Dalam teori kekuasaan lain menyebutkan bahwa cara terbaik demi memperoleh kekuasaan adalah dengan keahlian dan acuan pribadi. Banyak sekali digaungkan bahwa yang muda harus diberikan kesempatan untuk memimpin sehingga menjadi tepat kolaborasi tua dan muda. Si yang lebih tua dianggap sudah pakar dan ahli dan kaya akan pengalaman sehingga dianggap mampu membopong amanah dan beban yang berat. Namun semakin tua akan semakin berdampak pada proses pengambilan keputusan karna akan semakin tumpul. Generasi muda memang sarat akan energi yang meluap-luap dan paham akan perkembangan zaman yang dinamis tapi yang tidak boleh dilupakan adalah kematangan berpikir dan miskin pengalaman hidup. Mengawinkan tua dan muda dalam konteks politik bukanlah hal yang salah dan banyak terjadi di dunia politik tapi ada aspek-aspek penting lainnya yang harus lebih diperhatikan. Bahkan ketidakmatangan pun menjadi ancaman akan timbulnya kesombongan yang akan merajai kekuasaan di Negara. Maka timbullah kekhawatiran baru bagaimana jika kesombongan itu menjadi akar dari niat jahat. Lalu bagaimana dengan nasib Negara kedepannya jika masyarakat memberikan posisi pemimpin kepada orang yang sudah melanggar etika politik ? dan apakah etika politik sekarang ini masih bisa digunakan sebagai acuan baik dan buruk dalam bertatanegara ?.
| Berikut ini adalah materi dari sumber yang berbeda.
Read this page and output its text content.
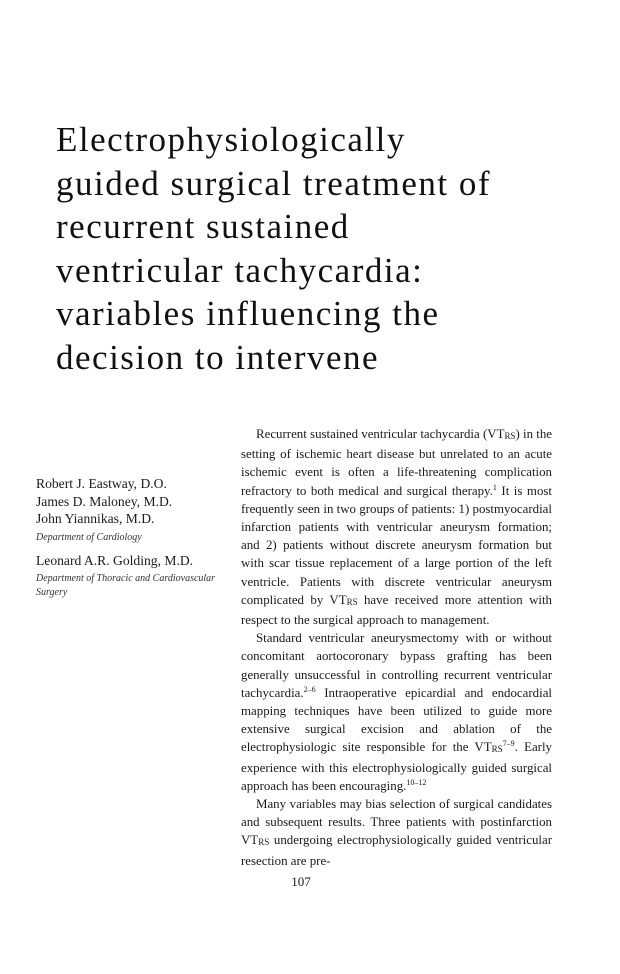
Electrophysiologically
guided surgical treatment of
recurrent sustained
ventricular tachycardia:
variables influencing the
decision to intervene
Robert J. Eastway, D.O.
James D. Maloney, M.D.
John Yiannikas, M.D.
Department of Cardiology
Leonard A.R. Golding, M.D.
Department of Thoracic and Cardiovascular Surgery

Recurrent sustained ventricular tachycardia (VTRS) in the setting of ischemic heart disease but unrelated to an acute ischemic event is often a life-threatening complication refractory to both medical and surgical therapy.$^1$ It is most frequently seen in two groups of patients: 1) postmyocardial infarction patients with ventricular aneurysm formation; and 2) patients without discrete aneurysm formation but with scar tissue replacement of a large portion of the left ventricle. Patients with discrete ventricular aneurysm complicated by VTRS have received more attention with respect to the surgical approach to management.

Standard ventricular aneurysmectomy with or without concomitant aortocoronary bypass grafting has been generally unsuccessful in controlling recurrent ventricular tachycardia.$^{2-6}$ Intraoperative epicardial and endocardial mapping techniques have been utilized to guide more extensive surgical excision and ablation of the electrophysiologic site responsible for the VTRS$^{7-9}$. Early experience with this electrophysiologically guided surgical approach has been encouraging.$^{10-12}$

Many variables may bias selection of surgical candidates and subsequent results. Three patients with postinfarction VTRS undergoing electrophysiologically guided ventricular resection are pre-

107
Syukur-syukur masyarakat saat ini sudah mulai melek politik dan sudah mulai sadar agar tidak lagi menjadi korban keserakahan kekuasaan para elit politik. Banyak kritik-kritik lahir dari masyarakat dan menjadi topik-topik panas yang seru didiskusikan dikalangan umum dan bukan hanya makanan utama para pakar politik saja. Aktivitas-aktivitas politik dan kekuasaan sudah menjadi suguhan wajib setiap harinya sepanjang perjalanan menuju pemilu. Masyarakat pun turut belajar membaca dan merebut aliran-aliran kekuasaan untuk kembali kepada jalan yang seharusnya. Semoga dalam dalam pesta demokrasi yang akan diselenggarakan pada tahun 2024 akan memunculkan pemimpin yang benar-benar tulus dan pro-sosial yang sudah menjadi harapan dan terpatri di dalam doa setiap kesusahan yang dirasakan rakyat.

*Penulis: Mahasiswa Magister Ilmu Manajemen – Fakultas Ekonomi dan Bisnis USU atas bimbingan Prof. Dr. Elisabet Siahaan,SE.,M,Ec (Guru Besar USU).